The decoder then uses this concatenated embedding sequence to recreate the raw image pixels of the masked patche of the input images. The self-supervised allows for unlabeled dataset to be used, which alleviates the problem of requiring huge datasets, and makes vision transformers scalable.

BEiT

Where the BEiT Encoder falls in the image breakdown lifecycle

BEiT (or BERT Pre-training of Image transformers) was also proposed with the motivation to resolve the scalability issues of training vision transformers. Vision transformers require huge datasets and these datasets are impractical in computer vision tasks due to complicated labeling requirements.

Like ViT-MAE, BEiT also uses self-supervised learning paradigm to train a vision transformer on masked image modeling task. The model again possess a encoder-decoder structure.

However BEiT only aims to train encoder module. The masked image modeling training is also performed in a different way from ViT-MAE. For BEiT, input images are broken down to patches and 40% of these patches are masked. Both masked and unmasked patches are presented as input sequence to the encoder, unlike ViT-MAE where only unmasked patches are presented to encoder.

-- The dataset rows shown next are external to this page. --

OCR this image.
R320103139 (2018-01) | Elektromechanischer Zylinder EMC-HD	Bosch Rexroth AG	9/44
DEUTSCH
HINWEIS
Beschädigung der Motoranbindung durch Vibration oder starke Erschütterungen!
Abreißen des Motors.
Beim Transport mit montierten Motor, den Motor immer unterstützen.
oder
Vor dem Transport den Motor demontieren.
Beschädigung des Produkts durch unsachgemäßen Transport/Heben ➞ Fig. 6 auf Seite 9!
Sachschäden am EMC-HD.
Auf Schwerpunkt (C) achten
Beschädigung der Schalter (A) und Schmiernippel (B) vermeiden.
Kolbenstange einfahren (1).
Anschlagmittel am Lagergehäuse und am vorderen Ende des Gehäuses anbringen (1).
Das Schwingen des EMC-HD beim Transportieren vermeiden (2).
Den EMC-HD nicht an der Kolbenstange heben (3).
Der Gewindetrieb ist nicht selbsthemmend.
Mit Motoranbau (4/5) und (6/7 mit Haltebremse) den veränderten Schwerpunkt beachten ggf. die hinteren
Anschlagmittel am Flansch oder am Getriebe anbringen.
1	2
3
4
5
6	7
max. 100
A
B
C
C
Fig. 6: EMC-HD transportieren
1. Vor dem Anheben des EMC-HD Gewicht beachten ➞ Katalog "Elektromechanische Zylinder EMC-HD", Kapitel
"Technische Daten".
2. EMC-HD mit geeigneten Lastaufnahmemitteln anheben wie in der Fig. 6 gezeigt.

Another difference with BEiT is that it uses, an image tokenizer to generate visual tokens serve as label encoding against the encoding produced by the model, ViT-MAE on other hand uses raw image pixels as the label again decoder output.

SWIN Transformer

The architecture of a SWIN Transformer

SWIN Transformer model was introduced with the motivation to draw the bridge between CNNs and Vision Transformers. The authors argue that there are key differences between language and vision data is of the variation in scale between image features and language tokens.

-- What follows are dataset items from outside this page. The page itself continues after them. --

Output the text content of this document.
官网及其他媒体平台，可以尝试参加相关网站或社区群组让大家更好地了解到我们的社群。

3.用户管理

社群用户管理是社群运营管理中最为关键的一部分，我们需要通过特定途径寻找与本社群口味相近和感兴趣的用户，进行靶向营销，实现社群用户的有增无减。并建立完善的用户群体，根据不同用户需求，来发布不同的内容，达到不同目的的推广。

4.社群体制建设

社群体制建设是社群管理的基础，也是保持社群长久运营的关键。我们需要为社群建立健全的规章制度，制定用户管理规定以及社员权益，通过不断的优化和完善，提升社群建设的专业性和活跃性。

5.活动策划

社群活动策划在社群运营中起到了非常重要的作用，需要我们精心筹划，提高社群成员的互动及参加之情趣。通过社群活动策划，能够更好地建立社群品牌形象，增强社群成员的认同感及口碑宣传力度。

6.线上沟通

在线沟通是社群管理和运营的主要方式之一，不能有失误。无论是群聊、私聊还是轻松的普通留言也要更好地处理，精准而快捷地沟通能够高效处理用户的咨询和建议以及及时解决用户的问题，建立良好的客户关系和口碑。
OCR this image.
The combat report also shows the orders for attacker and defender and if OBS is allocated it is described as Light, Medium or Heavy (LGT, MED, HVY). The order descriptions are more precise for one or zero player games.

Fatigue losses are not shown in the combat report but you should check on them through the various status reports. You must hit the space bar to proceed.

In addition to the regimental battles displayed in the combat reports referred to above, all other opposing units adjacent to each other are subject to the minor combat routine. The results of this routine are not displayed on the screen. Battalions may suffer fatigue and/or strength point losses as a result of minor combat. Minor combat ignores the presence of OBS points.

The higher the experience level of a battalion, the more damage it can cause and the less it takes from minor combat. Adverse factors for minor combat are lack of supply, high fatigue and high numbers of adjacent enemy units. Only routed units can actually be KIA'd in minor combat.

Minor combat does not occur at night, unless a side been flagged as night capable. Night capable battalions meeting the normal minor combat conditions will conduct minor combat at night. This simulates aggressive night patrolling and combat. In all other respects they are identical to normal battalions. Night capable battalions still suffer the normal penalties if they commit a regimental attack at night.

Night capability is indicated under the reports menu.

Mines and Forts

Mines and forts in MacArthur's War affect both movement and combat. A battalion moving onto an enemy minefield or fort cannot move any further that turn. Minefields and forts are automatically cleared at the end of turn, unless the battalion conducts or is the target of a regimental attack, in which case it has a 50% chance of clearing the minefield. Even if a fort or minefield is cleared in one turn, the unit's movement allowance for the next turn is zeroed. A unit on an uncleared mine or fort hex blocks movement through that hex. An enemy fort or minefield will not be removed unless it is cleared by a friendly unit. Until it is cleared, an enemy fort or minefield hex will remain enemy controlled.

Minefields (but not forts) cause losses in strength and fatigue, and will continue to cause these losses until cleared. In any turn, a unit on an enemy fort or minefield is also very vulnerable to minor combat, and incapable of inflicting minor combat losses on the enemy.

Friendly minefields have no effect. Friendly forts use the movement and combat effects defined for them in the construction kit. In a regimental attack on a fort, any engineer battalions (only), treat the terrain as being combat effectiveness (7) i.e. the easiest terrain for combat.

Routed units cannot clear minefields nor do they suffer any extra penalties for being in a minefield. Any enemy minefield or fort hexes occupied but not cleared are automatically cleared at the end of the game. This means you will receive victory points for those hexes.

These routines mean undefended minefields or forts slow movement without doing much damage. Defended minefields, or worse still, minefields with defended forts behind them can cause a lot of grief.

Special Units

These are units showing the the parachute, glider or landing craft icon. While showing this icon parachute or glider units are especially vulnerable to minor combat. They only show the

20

SWIN is a hierarchical transformer which address this problem of scale variation by computing transformer representation with shifter windows. The idea is to further divide usual image patches of input image to even smaller patches. These smaller non overlapping patches are then presented to attention layers.

The output from these attention layer are then concatenated in pairs to combine attention output the two higher level patches, this concatenated output is presented to next set of attention modules. This hierarchical propagation through attention layers, allows transformer to pay attention to smaller scale features and deal with variation in scales for image data.

Recommendations on How to Start Using Computer Vision

Computer vision is an important tool to protect against phishing and scams in cybersecurity. Phishing attacks deploy similar looking websites to deceive people to fall for scams on the internet. Computer vision helps in creating reliable pipeline to detect common patterns between similar looking websites and detect their brand.

One of the ways we internally at Bolster have been using computer vision hash matching to detect brands of the websites is by analyzing their webpages. Hashing techniques, although effective, only return an exact match, so if a webpage is changed over time this technique does not return a good match.

Image classification using neural network has proven to be effective tool in detecting patterns for brand detection of webpages. The dataset typically used for this problem is an extremely imbalanced dataset, and neural networks extensively struggle on such dataset.

Another technique to detect similar patterns is Image Similarity Retrieval, where we maintain a search matrix of images of webpages. In production, a query image is presented and searched for the best match in existing search matrix using a similarity algorithm. This technique is effective as even with an extreme imbalance; the best match, if it exists in the search matrix, is correctly retrieved.

Our pipeline integrates the Image Similarity Retrieval alongside the hashing search. To optimize storage of search matrix and query image search, images are encoded to embedding vectors using dimensionality reduction. Neural networks, especially Transformers, are excellent at encoding images and preserving their features into a embedding vector.

State of the art transformers like ViT-MAE, BEiT and SWIN transformers were deployed. As expected the results from these models are effective and solve the problem of brand detection in webpages reliably.